Jotunheim was no place for tears, not unless you wanted frostbite at the corners of your eyes.

"I cannot believe Laufey would have wished this on him. Yes," Ulfr said as the Asgardian men reacted in their shock, "he knew. It took the news from the Jotun who grabbed Loki without frostburning him, but he knew after he swore Thor would have his war. It was his order that we wait and see what Loki would do."

"Loki did not know until that day," Odin told him. "But I thought there were laws against reclaiming such relationships among the Jotun once a child was abandoned."

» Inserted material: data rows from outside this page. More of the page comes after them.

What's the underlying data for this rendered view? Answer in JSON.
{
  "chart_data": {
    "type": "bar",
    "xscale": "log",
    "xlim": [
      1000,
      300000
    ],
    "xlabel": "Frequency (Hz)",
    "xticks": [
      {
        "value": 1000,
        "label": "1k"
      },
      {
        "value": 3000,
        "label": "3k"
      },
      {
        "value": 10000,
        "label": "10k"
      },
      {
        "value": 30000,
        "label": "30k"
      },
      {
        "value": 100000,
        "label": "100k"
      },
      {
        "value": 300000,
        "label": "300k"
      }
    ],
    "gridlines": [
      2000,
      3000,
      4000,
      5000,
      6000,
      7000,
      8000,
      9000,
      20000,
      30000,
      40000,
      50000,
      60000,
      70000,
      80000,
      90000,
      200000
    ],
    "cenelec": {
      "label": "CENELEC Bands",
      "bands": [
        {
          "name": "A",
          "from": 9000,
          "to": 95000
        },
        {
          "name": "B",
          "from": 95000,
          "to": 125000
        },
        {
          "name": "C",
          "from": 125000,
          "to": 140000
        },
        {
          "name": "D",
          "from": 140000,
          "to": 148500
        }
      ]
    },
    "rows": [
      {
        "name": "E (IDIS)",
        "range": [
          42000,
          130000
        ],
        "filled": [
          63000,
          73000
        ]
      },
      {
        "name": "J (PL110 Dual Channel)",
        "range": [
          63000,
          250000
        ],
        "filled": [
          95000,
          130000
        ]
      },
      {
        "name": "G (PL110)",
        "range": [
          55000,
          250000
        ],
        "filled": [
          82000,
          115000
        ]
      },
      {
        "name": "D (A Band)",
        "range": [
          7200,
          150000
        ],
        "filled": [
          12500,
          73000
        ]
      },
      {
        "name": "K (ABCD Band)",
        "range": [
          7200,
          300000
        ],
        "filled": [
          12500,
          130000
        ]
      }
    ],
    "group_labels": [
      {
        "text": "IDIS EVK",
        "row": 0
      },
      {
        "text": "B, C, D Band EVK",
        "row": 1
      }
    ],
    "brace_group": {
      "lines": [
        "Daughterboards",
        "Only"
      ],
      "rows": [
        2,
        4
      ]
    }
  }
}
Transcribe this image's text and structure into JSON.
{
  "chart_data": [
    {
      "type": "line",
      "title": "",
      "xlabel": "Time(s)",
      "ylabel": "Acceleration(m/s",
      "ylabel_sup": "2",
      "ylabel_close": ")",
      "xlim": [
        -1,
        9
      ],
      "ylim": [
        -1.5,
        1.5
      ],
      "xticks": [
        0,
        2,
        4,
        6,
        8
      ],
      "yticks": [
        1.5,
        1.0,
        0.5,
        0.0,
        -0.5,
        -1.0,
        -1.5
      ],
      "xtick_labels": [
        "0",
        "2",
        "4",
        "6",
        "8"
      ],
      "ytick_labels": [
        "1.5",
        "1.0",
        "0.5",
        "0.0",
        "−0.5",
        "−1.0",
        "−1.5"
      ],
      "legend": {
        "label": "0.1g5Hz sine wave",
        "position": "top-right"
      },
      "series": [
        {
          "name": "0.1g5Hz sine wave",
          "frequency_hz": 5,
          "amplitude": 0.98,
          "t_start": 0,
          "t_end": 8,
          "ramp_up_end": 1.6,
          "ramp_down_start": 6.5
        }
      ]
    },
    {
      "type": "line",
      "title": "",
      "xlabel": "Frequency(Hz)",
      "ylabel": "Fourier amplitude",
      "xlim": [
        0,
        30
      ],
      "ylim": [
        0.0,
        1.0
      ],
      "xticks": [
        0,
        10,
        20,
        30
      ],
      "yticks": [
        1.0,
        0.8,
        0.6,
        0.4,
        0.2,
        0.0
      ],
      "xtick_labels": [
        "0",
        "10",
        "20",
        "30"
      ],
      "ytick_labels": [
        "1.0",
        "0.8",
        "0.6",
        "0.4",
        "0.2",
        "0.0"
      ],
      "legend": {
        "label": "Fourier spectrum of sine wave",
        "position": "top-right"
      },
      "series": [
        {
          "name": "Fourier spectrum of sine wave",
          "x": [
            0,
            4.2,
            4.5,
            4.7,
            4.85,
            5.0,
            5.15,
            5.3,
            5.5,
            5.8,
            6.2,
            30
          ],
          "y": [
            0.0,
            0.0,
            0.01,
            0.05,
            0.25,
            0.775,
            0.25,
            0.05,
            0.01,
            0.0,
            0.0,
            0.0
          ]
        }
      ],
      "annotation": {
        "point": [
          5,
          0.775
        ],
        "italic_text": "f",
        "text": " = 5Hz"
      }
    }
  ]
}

"The laws prevent direct claiming of him, but there is much that could have been done. Now... he can find no sanctuary here by the law. If knowledge of we Jotun can help, ask and I will consider if the advantage it might give you in the future is too great to provide it - I believe Laufey would have wished it so. Loki was too small to survive, the only child Laufey had with his first love and it burned him for years to think that you gained a second heir with Frigga the same year he had lost the war, his child, and his love. The thought Loki lived, even if in your house and passing as a son of Asgard... it was as the sunlight that brings meltwater to crops." Ulfr looked Odin straight in the face. "Things could have gone very differently between our realms and our families had Loki reacted otherwise. But, as we say, that is last year's snow and any who attempt to return it to the sky shall be buried solid under the weight. Whoever Loki becomes now, we will merely account his past actions as a warning against trusting him."

It was a truce, not a lasting treaty, but for the moment there was peace between the realms and lasting assurance there would be no risk of Jotun retribution against Loki.

Thor came into his parents' chambers, as had become his normal afternoon routine.

"Thor," his mother said warmly.

"Is there any change at all?" he asked, nodding toward the bundle of bedclothes with black hair just visible on one end that she was sitting beside.

"Not today. I think he tried to track your father with his eyes last night."

Thor nodded. It was next to nothing, but even that was something.

Loki's mind had come out from the procedure - if it could be called that - not merely damaged but so badly ripped apart that Heimdall had needed to reassure them that acute trauma to his mind was inevitable and Loki was not, as they had feared, mind-dead.

There were still few signs otherwise. But then, what were a few days to an injury nothing but Loki himself had a hope of healing?

"There is yet hope, Thor." She rubbed Loki's back. "Your little brother has always been tougher than many thought him. He has already been a child meant to die who lived instead once before. He will have his chance."

"And when will Father decide he has had it?" Thor asked, dabbing at his eyes from the thought of it.

"Odin will make no such decision. Thor, if Loki's condition remains like this over time, he will weaken and pass on without anyone having to do anything to harm him. And if that happens, there will be a long time between the changes becoming apparent and the point where improvement will do him no good."

"And yet there is hope?" he asked bitterly.

"Yes, there is. Remember, Thor, your brother was born to a harsher realm and what he lacks in strength he makes up for in tenacity. If but one in all of Asgard could survive this, that one is Loki."

Thor nodded, trying to accept her words as true. He eased in beside Loki on the bed and gathered him into his arms as best as he could.

And tried desperately to believe he didn't merely imagine his brother's muscles relaxing slightly, as if there was something left inside him that knew he was being held and by whom.